Let $1 + 2^a + 3^a = 2^{e_2}3^{e_3}p_4^{e_4} \cdots p_n^{e_n}$. Lemma: $e_2 \le 2$. Proof: $a \le 2$ can be verified by hand, otherwise, observe that $3^a$ is $1$ or $3$ modulo $8$, so \[ 1 + 2^a + 3^a \equiv 1 + 3^a \equiv 2 \quad \text{or} \quad 4 \pmod{8} \] Then I claim any sufficiently large $b$ satisfying the following system of linear congruences is sufficient. \begin{align*} b &\equiv a \pmod{\phi{(p_4^{e_4})}} \\ b &\equiv a \pmod{\phi{(p_5^{e_5})}} \\ b &\equiv a \pmod{\phi{(p_n^{e_n})}} \\ \cdots \\ b &\equiv 0 \pmod{3^{e_3}} \\ b &\equiv 3 \pmod{4} \end{align*} is enough for the condition. We will check the valuations of each prime and show $1 + 2^b + 3^b$ has at least as high of a valuation as $1 + 2^a + 3^a$, first $p \ge 5$, then $p = 2$, and lastly $p = 3$. First of all, I claim that any such $b$ satisfies $1 + 2^b + 3^b \equiv 0 \pmod{p_k^{e_k}}$ for $k \ge 4$. Indeed, observe that \[ 1 + 2^b + 3^b \equiv 1 + 2^a + 3^a \equiv 0 \pmod{p_k^{e_k}} \]. Next, since $b \equiv 3 \pmod{4}$ (and $b > 3$ from sufficiently large condition) it can be shown that $1 + 2^b + 3^b$ has $2$-adic valuation of two, and moreover this is maximal. Hence, the only valuation left to check is $3$-adic. But in this case, recall that for odd numbers $n$, LTE gives us that \[ v_3(1 + 2^n) = v_3(3) + v_3(n) = 1 + v_3(n) \] \[ 1 + 2^b + 3^b \equiv 1 + 2^b \pmod{3^{e_3}} \]Now, observe that from LTE, \[v_3(1 + 2^b) = 1 + v_3(b) \ge 1 + e_3 \ge e_3 \], so we have checked the valuations of each prime and hence we are done by the Chinese Remainder theorem.

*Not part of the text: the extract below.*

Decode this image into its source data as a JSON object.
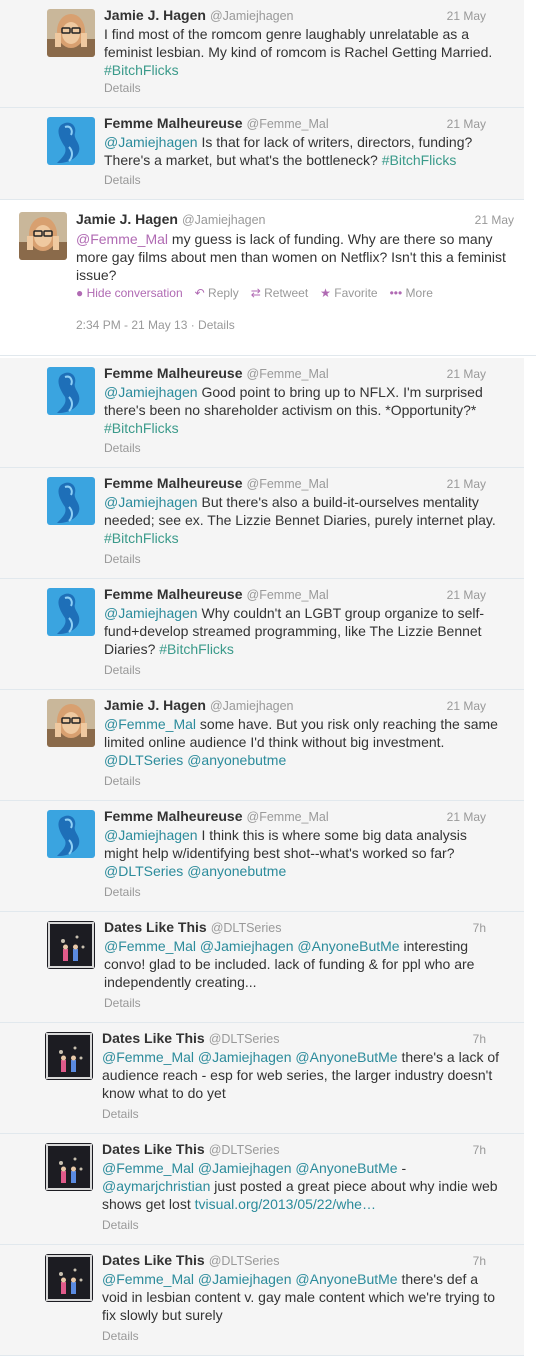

Lol, this problem is a joke. Let $1+2^a+3^a = X$ Note $v_2(1+2^a+3^a) \leq 2$, then by CRT ensure $b \equiv a \mod \phi({p_i}^{v_{p_i}(X)})$ for $p_i \neq 2,3 | 2^a+3^a+1$ $b \equiv 0 \mod{3^{v_3(X)}} $ $b \equiv 3 \mod{4} $ Clearly this works by LTE for $p=3$, euler's thm for $p_i \neq 2,3$, mod bash for $p=2$